Abstract Magnetotactic bacteria (MTB) combine passive alignment with the Earth magnetic field with a chemotactic response (magneto-chemotaxis) to reach their optimal living depth in Electrical Parts chemically stratified environments.Current magneto-aerotaxis models fail to explain the occurrence of MTB far below the oxic-anoxic interface and the coexistence of MTB cells with opposite magnetotactic polarity at depths that are unrelated with the redox gradient.Here we propose a modified model of polar magnetotaxis which explains these observations, as well as the distinct concentration profiles and magnetotactic advantages of two types of MTB inhabiting a freshwater sediment: a group of unidentified cocci (MC), and a giant rod-shaped bacterium (MB) apparently identical to M.bavaricum (MB).

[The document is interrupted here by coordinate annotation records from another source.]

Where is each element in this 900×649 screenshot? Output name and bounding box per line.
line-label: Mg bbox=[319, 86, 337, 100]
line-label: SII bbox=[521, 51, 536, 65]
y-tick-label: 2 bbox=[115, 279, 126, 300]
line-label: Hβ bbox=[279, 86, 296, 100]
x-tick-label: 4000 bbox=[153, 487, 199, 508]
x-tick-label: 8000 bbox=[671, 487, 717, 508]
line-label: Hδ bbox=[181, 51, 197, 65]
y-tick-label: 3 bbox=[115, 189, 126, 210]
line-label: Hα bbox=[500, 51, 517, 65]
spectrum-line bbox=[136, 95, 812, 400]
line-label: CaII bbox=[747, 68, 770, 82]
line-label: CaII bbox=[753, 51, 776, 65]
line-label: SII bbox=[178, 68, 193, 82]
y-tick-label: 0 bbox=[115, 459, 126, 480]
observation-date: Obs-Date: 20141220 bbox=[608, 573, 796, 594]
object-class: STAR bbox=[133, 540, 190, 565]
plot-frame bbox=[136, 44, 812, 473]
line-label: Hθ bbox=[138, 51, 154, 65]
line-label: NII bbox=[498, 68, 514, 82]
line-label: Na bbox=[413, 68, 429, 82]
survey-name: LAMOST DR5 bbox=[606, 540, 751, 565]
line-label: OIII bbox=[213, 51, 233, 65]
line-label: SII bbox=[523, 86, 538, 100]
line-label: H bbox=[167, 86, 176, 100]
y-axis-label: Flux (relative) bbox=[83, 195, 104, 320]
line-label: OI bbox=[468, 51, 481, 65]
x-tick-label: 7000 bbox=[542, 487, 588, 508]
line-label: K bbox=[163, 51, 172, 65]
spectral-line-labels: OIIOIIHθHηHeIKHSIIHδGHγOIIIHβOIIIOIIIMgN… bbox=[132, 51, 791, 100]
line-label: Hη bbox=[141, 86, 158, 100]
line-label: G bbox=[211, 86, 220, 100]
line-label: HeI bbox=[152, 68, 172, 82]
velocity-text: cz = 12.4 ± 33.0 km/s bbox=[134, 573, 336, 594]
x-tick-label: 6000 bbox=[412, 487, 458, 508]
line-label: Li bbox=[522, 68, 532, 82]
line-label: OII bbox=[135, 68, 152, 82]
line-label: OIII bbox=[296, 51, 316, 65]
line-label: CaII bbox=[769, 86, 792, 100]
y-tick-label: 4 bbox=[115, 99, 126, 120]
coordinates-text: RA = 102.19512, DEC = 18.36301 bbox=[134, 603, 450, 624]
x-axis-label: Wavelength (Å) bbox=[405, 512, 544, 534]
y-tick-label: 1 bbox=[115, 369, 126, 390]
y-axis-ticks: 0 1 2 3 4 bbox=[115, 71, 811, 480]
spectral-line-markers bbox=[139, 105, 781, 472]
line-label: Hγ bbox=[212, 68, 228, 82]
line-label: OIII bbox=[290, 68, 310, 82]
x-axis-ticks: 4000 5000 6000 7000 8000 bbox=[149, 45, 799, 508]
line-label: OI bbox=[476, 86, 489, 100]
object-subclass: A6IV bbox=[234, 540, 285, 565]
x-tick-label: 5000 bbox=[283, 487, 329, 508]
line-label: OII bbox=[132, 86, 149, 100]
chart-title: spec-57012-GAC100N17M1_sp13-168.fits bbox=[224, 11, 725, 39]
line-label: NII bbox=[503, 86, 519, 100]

This model assumed that magnetotactic polarity is set by a threshold mechanism in counter gradients of oxygen and a second group of repellents, with, in case of MB, includes H+ ions.MTB possessing this type of polar magnetotaxis can shuttle between two limit depths across the redox gradient (redox taxis), as previously Circle S Barrel Saddle postulated for M.bavaricum and other members of the Nitrospirota group.The magnetotaxis of MB and MC is predominantly dipolar whenever the presence of a magnetic field ensures a magnetotactic advantage.
In addition, MB can overcome unfavorable magnetic field configurations through a temporal sensing mechanism.The availability of threshold and temporal sensing mechanisms of different substances can generate a rich variety of responses by different types of MTB, enabling them to exploit multiple ecological niches.